Leave out things that aren’t relevant.
When you’re early in your career, it’s tough…you don’t have much to include. But after a few years, some experiences aren’t as relevant any more. I often don’t include the fact that I was a high school teacher. This experience is important to me, but not necessarily for the contracts I’m pitching for. Every resume I send is tweaked to reflect the role I’m applying for, and I expect the same when I hire. Leave things out that might muddy your narrative.
Chronological, or skills-based?
I prefer a vaguely chronological resume that focuses on relevant skills. Again, I want a narrative that leads up to this current role. Do I get why you are applying? Or does it seem you’re likely shipping the identical resume all over the place?
However, if you are early in your career or are changing fields, a chronological resume can sometimes look choppy or disjointed, and doesn’t share the picture you’re hoping to create. In those cases, an way to make the narrative clearer is to lump your experiences into skills the job requires. For example, I’ve done resumes that have sections for “facilitation,” “nonprofit sector experience,” and “project management” that then list relevant experiences.
Career objective. I’ve never understood the use of this. Times change so quickly now–if someone thinks they know where they want to be in 10 years, I’m suspicious that they are deluded or narrow minded.
Relevant experience. This can be divided into work experience and volunteer experiences, but I’m OK with a merged category. Be sure to include personal projects–e.g. I include Quiet Changemaker Project–and course projects if relevant, especially if you’re early in career.
Education. An additional section for professional development is great if you’ve attended workshops, conferences, etc that are relevant.
Personal/professional summary. Sometimes people include a short paragraph that summarizes who they are. Unless this is incredibly well crafted and adds context that your resume can’t explain, leave it out.

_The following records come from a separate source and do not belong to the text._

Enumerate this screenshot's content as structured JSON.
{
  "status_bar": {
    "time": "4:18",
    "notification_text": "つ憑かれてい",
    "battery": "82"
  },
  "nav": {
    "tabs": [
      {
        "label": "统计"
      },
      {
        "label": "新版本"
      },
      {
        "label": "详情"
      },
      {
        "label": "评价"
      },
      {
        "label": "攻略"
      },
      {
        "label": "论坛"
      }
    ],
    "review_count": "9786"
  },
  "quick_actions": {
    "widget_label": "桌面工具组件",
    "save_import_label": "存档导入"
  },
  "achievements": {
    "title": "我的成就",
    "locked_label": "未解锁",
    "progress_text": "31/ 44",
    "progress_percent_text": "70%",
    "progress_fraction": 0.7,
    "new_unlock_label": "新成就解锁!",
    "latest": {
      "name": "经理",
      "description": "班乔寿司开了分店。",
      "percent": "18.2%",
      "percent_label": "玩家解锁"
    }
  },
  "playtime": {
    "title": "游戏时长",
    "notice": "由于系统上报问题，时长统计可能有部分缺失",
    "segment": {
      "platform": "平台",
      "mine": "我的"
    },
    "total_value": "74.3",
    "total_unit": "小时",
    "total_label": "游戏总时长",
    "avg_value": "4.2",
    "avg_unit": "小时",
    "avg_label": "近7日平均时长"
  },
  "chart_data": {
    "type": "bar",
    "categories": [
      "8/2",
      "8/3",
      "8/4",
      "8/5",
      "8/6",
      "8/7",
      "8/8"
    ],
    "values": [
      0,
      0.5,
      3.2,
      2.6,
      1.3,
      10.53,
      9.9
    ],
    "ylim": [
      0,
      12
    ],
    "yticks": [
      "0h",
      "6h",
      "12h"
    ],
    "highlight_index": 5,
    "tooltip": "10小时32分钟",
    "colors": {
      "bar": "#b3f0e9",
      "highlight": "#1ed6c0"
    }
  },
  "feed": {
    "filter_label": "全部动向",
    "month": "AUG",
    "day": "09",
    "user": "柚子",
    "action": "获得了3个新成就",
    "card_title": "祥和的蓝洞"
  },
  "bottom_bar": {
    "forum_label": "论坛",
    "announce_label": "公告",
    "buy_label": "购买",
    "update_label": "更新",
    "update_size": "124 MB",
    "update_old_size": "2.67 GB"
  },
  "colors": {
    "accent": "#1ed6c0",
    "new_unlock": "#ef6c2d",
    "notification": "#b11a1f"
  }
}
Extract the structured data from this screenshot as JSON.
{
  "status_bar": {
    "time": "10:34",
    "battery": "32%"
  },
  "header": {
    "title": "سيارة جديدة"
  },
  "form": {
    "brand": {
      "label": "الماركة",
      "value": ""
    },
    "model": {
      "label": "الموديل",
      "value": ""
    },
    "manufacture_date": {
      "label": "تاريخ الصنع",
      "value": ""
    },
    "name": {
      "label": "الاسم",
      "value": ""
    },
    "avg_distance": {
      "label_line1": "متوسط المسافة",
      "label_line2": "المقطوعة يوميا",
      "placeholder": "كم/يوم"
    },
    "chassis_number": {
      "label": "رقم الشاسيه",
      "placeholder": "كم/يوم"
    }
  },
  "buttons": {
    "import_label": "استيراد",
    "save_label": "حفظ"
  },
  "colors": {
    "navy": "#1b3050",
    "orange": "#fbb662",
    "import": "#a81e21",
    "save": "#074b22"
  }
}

Personal interests. This section can help you stand out, make the hiring manager curious. Or it could turn them off. I enjoy vegan cooking, but I’m not going to share that unless I know that’s relevant to the job because I don’t want to be lumped in with negative misconceptions of vegans. Instead, I might add that I’ve taken springboard diving lessons.
Watch your tone.
Keep a neutral, professional tone unless you can find out more from the hiring person (e.g. through Twitter/blogs). Taking a risk with tone is just that – a risk. It could move you to the top of the pile. It could mean you are a quick no. A few years ago I was hiring support for my business, and the job description was written in my person tone. Frank, honest, to the point. Subtle humour. Short, incomplete sentences. One applicant used the same tone for her application, noting in her cover letter that it was a risk. I loved it. She didn’t end up with the job, but it got her quickly into the interview pile. I’ve also received resumes with what seemed like a “braggy” or overly aggressive tone. Those go into the no pile for me (but they may work on others).
One tip to rule them all.
Treat your resume as good design. The best resume is one in which there is nothing else you could take away. Not the one in which there is nothing else to add.